02 – Qual foi a reação inicial
da avó Ndzima ao saber que o neto ia para a cidade?
A avó Ndzima ficou desconfiada e fez
muitas perguntas, demonstrando preocupação com a segurança e os costumes do
lugar onde o neto ficaria.
03 – Por que a avó Ndzima se
preocupou com quem iria cozinhar para o neto na cidade?
A avó Ndzima
acreditava que cozinhar era um ato de amor e intimidade, e temia que um
cozinheiro desconhecido pudesse colocar veneno na comida ou não preparar os
alimentos com a devida ternura.
04 – O que o neto ganhou como
prêmio e por que motivo?
Ele ganhou um prêmio do Ministério por
ter sido o melhor professor rural, que incluía uma visita à grande cidade.

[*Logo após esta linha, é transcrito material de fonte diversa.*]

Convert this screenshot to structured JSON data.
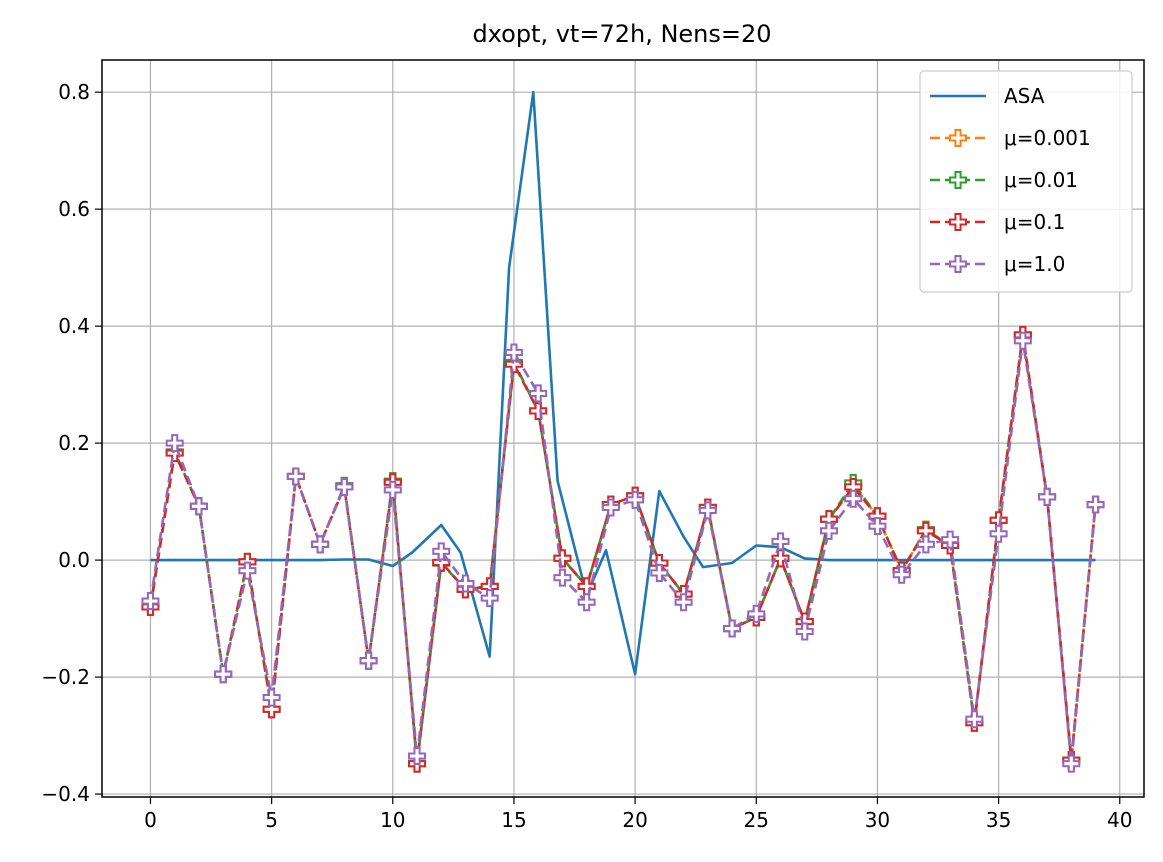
{
  "chart_data": {
    "type": "line",
    "title": "dxopt, vt=72h, Nens=20",
    "xlabel": "",
    "ylabel": "",
    "xlim": [
      -2,
      41
    ],
    "ylim": [
      -0.405,
      0.855
    ],
    "xticks": [
      0,
      5,
      10,
      15,
      20,
      25,
      30,
      35,
      40
    ],
    "xtick_labels": [
      "0",
      "5",
      "10",
      "15",
      "20",
      "25",
      "30",
      "35",
      "40"
    ],
    "yticks": [
      -0.4,
      -0.2,
      0.0,
      0.2,
      0.4,
      0.6,
      0.8
    ],
    "ytick_labels": [
      "−0.4",
      "−0.2",
      "0.0",
      "0.2",
      "0.4",
      "0.6",
      "0.8"
    ],
    "grid": true,
    "legend_position": "top-right",
    "x": [
      0,
      1,
      2,
      3,
      4,
      5,
      6,
      7,
      8,
      9,
      10,
      11,
      12,
      13,
      14,
      15,
      16,
      17,
      18,
      19,
      20,
      21,
      22,
      23,
      24,
      25,
      26,
      27,
      28,
      29,
      30,
      31,
      32,
      33,
      34,
      35,
      36,
      37,
      38,
      39
    ],
    "series": [
      {
        "name": "ASA",
        "color": "#1f77b4",
        "style": "solid",
        "marker": "none",
        "x": [
          0,
          1,
          2,
          3,
          4,
          5,
          6,
          7,
          8,
          9,
          10,
          10.8,
          12,
          12.8,
          14,
          14.8,
          15.8,
          16.8,
          18,
          18.8,
          20,
          21,
          22,
          22.8,
          24,
          25,
          26,
          27,
          28,
          29,
          30,
          31,
          32,
          33,
          34,
          35,
          36,
          37,
          38,
          39
        ],
        "values": [
          0,
          0,
          0,
          0,
          0,
          0,
          0,
          0,
          0.001,
          0.001,
          -0.01,
          0.013,
          0.06,
          0.013,
          -0.165,
          0.5,
          0.8,
          0.135,
          -0.06,
          0.017,
          -0.195,
          0.118,
          0.04,
          -0.012,
          -0.005,
          0.025,
          0.022,
          0.003,
          0,
          0,
          0,
          0,
          0,
          0,
          0,
          0,
          0,
          0,
          0,
          0
        ]
      },
      {
        "name": "μ=0.001",
        "color": "#ff7f0e",
        "style": "dashed",
        "marker": "plus",
        "values": [
          -0.08,
          0.185,
          0.092,
          -0.195,
          -0.003,
          -0.255,
          0.143,
          0.027,
          0.127,
          -0.172,
          0.135,
          -0.348,
          -0.005,
          -0.05,
          -0.045,
          0.338,
          0.255,
          0.003,
          -0.045,
          0.095,
          0.11,
          -0.005,
          -0.058,
          0.09,
          -0.117,
          -0.098,
          0.003,
          -0.105,
          0.07,
          0.128,
          0.075,
          -0.018,
          0.052,
          0.025,
          -0.278,
          0.068,
          0.385,
          0.108,
          -0.342,
          0.095
        ]
      },
      {
        "name": "μ=0.01",
        "color": "#2ca02c",
        "style": "dashed",
        "marker": "plus",
        "values": [
          -0.08,
          0.185,
          0.092,
          -0.195,
          -0.003,
          -0.255,
          0.143,
          0.027,
          0.127,
          -0.172,
          0.135,
          -0.348,
          -0.005,
          -0.05,
          -0.045,
          0.338,
          0.255,
          0.003,
          -0.045,
          0.095,
          0.11,
          -0.005,
          -0.058,
          0.09,
          -0.117,
          -0.098,
          0.003,
          -0.105,
          0.07,
          0.132,
          0.075,
          -0.018,
          0.052,
          0.025,
          -0.278,
          0.068,
          0.385,
          0.108,
          -0.342,
          0.095
        ]
      },
      {
        "name": "μ=0.1",
        "color": "#d62728",
        "style": "dashed",
        "marker": "plus",
        "values": [
          -0.08,
          0.183,
          0.092,
          -0.195,
          -0.003,
          -0.255,
          0.143,
          0.027,
          0.125,
          -0.172,
          0.133,
          -0.348,
          -0.004,
          -0.05,
          -0.045,
          0.335,
          0.255,
          0.003,
          -0.045,
          0.095,
          0.11,
          -0.005,
          -0.058,
          0.09,
          -0.117,
          -0.098,
          0.003,
          -0.105,
          0.07,
          0.125,
          0.075,
          -0.018,
          0.05,
          0.025,
          -0.278,
          0.068,
          0.385,
          0.108,
          -0.342,
          0.095
        ]
      },
      {
        "name": "μ=1.0",
        "color": "#9467bd",
        "style": "dashed",
        "marker": "plus",
        "values": [
          -0.07,
          0.2,
          0.092,
          -0.195,
          -0.018,
          -0.235,
          0.143,
          0.027,
          0.125,
          -0.172,
          0.12,
          -0.335,
          0.015,
          -0.04,
          -0.065,
          0.355,
          0.285,
          -0.03,
          -0.072,
          0.09,
          0.103,
          -0.022,
          -0.072,
          0.085,
          -0.117,
          -0.092,
          0.032,
          -0.122,
          0.05,
          0.105,
          0.058,
          -0.025,
          0.027,
          0.035,
          -0.272,
          0.045,
          0.375,
          0.108,
          -0.348,
          0.095
        ]
      }
    ]
  }
}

05 – Por que a avó insistiu em
acompanhar o neto na viagem à cidade?
A avó Ndzima
temia que o neto estivesse vulnerável em um lugar desconhecido e queria
garantir que ele estivesse bem cuidado.
06 – Qual foi a reação do
hotel em relação às galinhas que a avó levou?
Inicialmente, a
gerência do hotel não autorizou a entrada das galinhas, mas depois de muita
insistência da avó, permitiram que ela as levasse.
07 – Por que a avó Ndzima se
aproximou dos mendigos na cidade?
A avó encontrou
uma espécie de conforto e pertencimento entre os mendigos, sentindo-se mais
próxima deles do que dos outros habitantes da cidade.
08 – O que a avó fez quando
soube que o cozinheiro do hotel era da terra dela?
Ela se
tranquilizou, acreditando que, por ser da mesma terra, o cozinheiro prepararia
a comida com o cuidado e o amor que ela julgava necessário.
09 – Por que a avó decidiu
ficar na cidade em vez de voltar para a aldeia?
A avó sentiu que
estava mais sozinha na aldeia do que na cidade e que já conhecia bem os cantos
do novo lugar.
10 – Qual foi a reação do neto
ao saber que a avó queria ficar na cidade?
Ele ficou
surpreso e sem palavras, pois não esperava que a avó quisesse ficar sozinha na
cidade.
11 – Qual o significado das
luzes do semáforo para a avó no final da história?
As luzes do
semáforo a faziam lembrar da fogueira no quintal da aldeia, trazendo-lhe uma
sensação de conforto e nostalgia, como se estivesse mais próxima de suas
raízes.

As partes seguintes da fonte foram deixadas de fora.